I also encountered the same problem
bump
I can also confirm that issue in combination with springai. It is also not related to my GPT model / azure deployment. Using the npm package (@azure/openai) the streaming works without issues.
@bruno-oliveira for a possible solution see communication in https://github.com/spring-projects/spring-ai/pull/1054 At least for me that is working..
I can also confirm this bug. Previously (A couple of months) ago this worked.
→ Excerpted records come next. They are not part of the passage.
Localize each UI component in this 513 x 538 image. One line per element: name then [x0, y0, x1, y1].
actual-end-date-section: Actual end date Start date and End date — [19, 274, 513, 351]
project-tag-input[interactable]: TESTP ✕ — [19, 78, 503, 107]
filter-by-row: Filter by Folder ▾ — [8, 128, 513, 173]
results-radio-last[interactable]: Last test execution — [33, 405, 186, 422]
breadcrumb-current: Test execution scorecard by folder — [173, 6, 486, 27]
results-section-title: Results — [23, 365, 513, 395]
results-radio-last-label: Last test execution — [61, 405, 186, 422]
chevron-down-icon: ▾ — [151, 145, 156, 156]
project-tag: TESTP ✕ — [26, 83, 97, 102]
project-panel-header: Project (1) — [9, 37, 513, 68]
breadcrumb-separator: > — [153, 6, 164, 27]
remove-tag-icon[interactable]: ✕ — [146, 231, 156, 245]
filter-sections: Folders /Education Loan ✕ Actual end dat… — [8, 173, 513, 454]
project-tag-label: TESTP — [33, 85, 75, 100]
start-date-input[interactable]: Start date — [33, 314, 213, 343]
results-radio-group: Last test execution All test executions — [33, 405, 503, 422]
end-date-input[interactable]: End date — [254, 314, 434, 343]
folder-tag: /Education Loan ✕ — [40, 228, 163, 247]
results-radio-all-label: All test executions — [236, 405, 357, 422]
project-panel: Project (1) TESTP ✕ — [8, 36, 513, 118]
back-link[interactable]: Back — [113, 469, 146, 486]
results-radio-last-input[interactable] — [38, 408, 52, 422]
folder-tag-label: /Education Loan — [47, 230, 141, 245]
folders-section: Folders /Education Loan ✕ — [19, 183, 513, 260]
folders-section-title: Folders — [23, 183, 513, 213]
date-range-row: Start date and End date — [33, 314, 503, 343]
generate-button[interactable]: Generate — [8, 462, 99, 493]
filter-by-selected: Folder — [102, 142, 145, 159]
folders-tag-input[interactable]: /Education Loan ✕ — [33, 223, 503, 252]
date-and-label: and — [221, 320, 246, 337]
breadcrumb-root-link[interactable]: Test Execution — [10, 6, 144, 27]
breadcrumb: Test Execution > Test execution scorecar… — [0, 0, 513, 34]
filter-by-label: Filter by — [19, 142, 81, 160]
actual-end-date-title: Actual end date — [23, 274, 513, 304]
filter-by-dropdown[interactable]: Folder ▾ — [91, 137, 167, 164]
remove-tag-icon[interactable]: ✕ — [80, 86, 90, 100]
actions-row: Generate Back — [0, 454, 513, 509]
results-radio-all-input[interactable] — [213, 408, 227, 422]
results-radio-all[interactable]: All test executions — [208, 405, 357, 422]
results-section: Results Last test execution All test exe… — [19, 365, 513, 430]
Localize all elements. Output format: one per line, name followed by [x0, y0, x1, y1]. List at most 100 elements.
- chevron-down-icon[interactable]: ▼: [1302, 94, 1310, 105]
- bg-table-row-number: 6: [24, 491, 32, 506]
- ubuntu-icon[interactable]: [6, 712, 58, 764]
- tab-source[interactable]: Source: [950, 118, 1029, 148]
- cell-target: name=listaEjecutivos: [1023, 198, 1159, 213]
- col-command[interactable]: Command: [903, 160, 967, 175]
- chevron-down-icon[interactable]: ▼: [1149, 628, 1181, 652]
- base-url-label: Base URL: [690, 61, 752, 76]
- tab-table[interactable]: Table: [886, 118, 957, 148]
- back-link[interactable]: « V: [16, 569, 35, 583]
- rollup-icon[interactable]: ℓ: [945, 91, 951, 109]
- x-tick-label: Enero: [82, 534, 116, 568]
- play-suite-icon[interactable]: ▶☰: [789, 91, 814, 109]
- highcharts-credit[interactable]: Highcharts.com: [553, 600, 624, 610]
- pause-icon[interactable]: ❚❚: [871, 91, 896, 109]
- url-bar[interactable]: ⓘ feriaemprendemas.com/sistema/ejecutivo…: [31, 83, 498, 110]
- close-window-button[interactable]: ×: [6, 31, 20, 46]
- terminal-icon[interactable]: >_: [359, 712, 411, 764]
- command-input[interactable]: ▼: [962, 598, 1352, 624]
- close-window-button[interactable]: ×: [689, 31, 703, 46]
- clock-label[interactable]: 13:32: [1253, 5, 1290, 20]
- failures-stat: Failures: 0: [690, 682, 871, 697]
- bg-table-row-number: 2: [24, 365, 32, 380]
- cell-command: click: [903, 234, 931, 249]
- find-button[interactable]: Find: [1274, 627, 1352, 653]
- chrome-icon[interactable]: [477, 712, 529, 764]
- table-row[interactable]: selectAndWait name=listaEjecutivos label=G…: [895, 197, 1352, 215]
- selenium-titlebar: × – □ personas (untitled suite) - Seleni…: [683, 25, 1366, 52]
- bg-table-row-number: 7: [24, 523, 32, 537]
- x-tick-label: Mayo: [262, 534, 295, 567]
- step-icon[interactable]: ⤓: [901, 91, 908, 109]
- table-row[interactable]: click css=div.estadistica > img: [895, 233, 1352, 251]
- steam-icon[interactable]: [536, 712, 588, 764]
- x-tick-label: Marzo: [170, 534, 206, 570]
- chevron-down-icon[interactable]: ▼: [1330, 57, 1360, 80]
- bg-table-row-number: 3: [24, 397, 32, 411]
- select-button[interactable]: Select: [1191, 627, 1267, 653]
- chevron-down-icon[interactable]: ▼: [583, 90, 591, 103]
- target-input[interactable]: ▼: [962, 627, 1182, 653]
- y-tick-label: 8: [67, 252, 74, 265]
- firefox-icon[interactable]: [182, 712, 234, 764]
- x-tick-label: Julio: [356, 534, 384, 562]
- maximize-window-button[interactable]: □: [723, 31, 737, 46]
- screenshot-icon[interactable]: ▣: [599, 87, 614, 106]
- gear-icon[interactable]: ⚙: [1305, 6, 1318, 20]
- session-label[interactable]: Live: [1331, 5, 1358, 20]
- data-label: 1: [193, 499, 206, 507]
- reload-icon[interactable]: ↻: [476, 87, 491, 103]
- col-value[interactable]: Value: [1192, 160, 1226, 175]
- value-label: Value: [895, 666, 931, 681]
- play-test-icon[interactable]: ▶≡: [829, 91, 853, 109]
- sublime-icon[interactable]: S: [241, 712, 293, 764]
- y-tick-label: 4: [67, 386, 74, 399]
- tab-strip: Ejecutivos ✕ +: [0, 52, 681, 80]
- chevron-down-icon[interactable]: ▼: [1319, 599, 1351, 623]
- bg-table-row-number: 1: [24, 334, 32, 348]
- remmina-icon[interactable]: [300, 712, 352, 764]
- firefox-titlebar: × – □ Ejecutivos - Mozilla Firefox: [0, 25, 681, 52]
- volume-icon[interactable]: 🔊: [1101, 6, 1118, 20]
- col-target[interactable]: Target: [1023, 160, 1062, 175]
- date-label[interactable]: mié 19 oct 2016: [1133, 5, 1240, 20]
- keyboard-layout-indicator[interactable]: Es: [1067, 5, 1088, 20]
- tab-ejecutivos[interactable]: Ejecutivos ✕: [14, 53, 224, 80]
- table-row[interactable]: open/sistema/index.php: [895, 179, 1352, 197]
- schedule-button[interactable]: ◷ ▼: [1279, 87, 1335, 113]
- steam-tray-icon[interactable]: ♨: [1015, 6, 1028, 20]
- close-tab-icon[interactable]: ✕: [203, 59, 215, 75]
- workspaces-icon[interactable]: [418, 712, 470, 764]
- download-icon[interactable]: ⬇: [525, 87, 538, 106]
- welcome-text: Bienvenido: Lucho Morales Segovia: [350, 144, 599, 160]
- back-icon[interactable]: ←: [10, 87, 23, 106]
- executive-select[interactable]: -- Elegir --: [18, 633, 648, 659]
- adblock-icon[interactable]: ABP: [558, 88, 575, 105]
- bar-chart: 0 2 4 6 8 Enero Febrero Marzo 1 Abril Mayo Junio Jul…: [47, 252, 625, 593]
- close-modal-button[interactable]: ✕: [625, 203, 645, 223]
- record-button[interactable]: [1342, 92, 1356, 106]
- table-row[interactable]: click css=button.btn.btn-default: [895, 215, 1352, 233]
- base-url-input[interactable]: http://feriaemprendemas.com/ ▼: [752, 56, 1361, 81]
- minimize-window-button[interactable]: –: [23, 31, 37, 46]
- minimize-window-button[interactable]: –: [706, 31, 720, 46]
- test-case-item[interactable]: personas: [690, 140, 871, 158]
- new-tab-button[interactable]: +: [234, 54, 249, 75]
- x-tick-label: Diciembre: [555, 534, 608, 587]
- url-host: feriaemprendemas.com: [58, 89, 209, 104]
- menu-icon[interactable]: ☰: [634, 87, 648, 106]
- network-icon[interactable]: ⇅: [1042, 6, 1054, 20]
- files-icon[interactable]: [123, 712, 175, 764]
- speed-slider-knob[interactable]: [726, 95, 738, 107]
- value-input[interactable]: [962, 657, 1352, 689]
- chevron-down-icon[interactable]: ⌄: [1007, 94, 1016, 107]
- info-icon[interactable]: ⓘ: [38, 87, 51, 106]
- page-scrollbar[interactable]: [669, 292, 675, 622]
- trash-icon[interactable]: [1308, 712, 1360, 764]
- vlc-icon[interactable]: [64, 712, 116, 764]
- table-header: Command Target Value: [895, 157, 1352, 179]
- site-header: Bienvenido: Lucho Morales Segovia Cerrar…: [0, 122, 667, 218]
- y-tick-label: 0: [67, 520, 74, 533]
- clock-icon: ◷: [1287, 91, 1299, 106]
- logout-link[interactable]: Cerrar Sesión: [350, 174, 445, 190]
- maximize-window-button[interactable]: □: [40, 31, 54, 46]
Here is my service method:
public Flux<ServerSentEvent<ConversationModelDto>> generateStream(String message) {
UserMessage userMessage = new UserMessage(message);
Prompt prompt = new Prompt(List.of(userMessage));
return chatClient.stream(prompt)
.map(chatResponse -> {
String resp = chatResponse.getResult().getOutput().getContent();
ConversationModelDto conversationModelDto = ConversationModelDto.builder()
.type("bot")
.message(resp)
.sessionToken("999")
.build();
return ServerSentEvent.builder(conversationModelDto).build();
});
}
```
I am mapping to a dto before using a ServerSentEvent to stream the data to an EventSource in an Angular app. Like I said, previously worked but now it seems the JSON returned is truncated somehow and Jackson can't cope.
Here is an example of the error message:
```
2024-07-31T11:06:19.776+02:00 ERROR 9356 --- [AiExampleProject] [oundedElastic-1] c.a.c.i.MethodHandleReflectiveInvoker : Unexpected end-of-input in VALUE_STRING at [Source: (byte[])"{"choices":[{"content_filter_results":{"hate":{"filtered":false,"severity":"safe"},"self_harm":{"filtered":false,"severity":"safe"},"sexual":{"filtered":false,"severity":"sa"; line: 1, column: 174]
2024-07-31T11:06:19.777+02:00 ERROR 9356 --- [AiExampleProject] [oundedElastic-1] c.a.c.i.s.DefaultJsonSerializer : com.azure.json.implementation.jackson.core.io.JsonEOFException: Unexpected end-of-input in VALUE_STRING at [Source: (byte[])"{"choices":[{"content_filter_results":{"hate":{"filtered":false,"severity":"safe"},"self_harm":{"filtered":false,"severity":"safe"},"sexual":{"filtered":false,"severity":"sa"; line: 1, column: 174]
You can see that the JSON has been truncated. Whats interesting is that untruncated JSON continues to be returned and the truncated is skipped but this results in the output being a little nonsensical.
Here is some test output from post man, for reference the prompt said tell me a bedtime story. Oldest response is at the bottom. When this works I see "once upon a time" but here you can see the words "you" and "once upon a" are missing.
{"message":" time","type":"bot","sessiontoken":"999"}
09:59:25
{"message":" for","type":"bot","sessiontoken":"999"}
09:59:25
{"message":" bedtime","type":"bot","sessiontoken":"999"}
09:59:25
{"message":" cozy","type":"bot","sessiontoken":"999"}
09:59:25
{"message":" a","type":"bot","sessiontoken":"999"}
09:59:25
{"message":"Certainly","type":"bot","sessiontoken":"999"}
09:59:25
{"type":"bot","sessiontoken":"999"}
Hi @bruno-oliveira, the Azure OpenAI Inference SDK has been deprecated and won't receive updates in its current form. This package will be repurposed to provide Azure types to be used with the official OpenAI Java SDK in the future, but there is not much detail I can provide at this point in time, as things are still in flux. We have provided a basic migration guide for this in this folder.
Hi @bruno-oliveira. Thank you for opening this issue and giving us the opportunity to assist. To help our team better understand your issue and the details of your scenario please provide a response to the question asked above or the information requested above. This will help us more accurately address your issue.
Hi @bruno-oliveira, we're sending this friendly reminder because we haven't heard back from you in 7 days. We need more information about this issue to help address it. Please be sure to give us your input. If we don't hear back from you within 14 days of this comment the issue will be automatically closed. Thank you!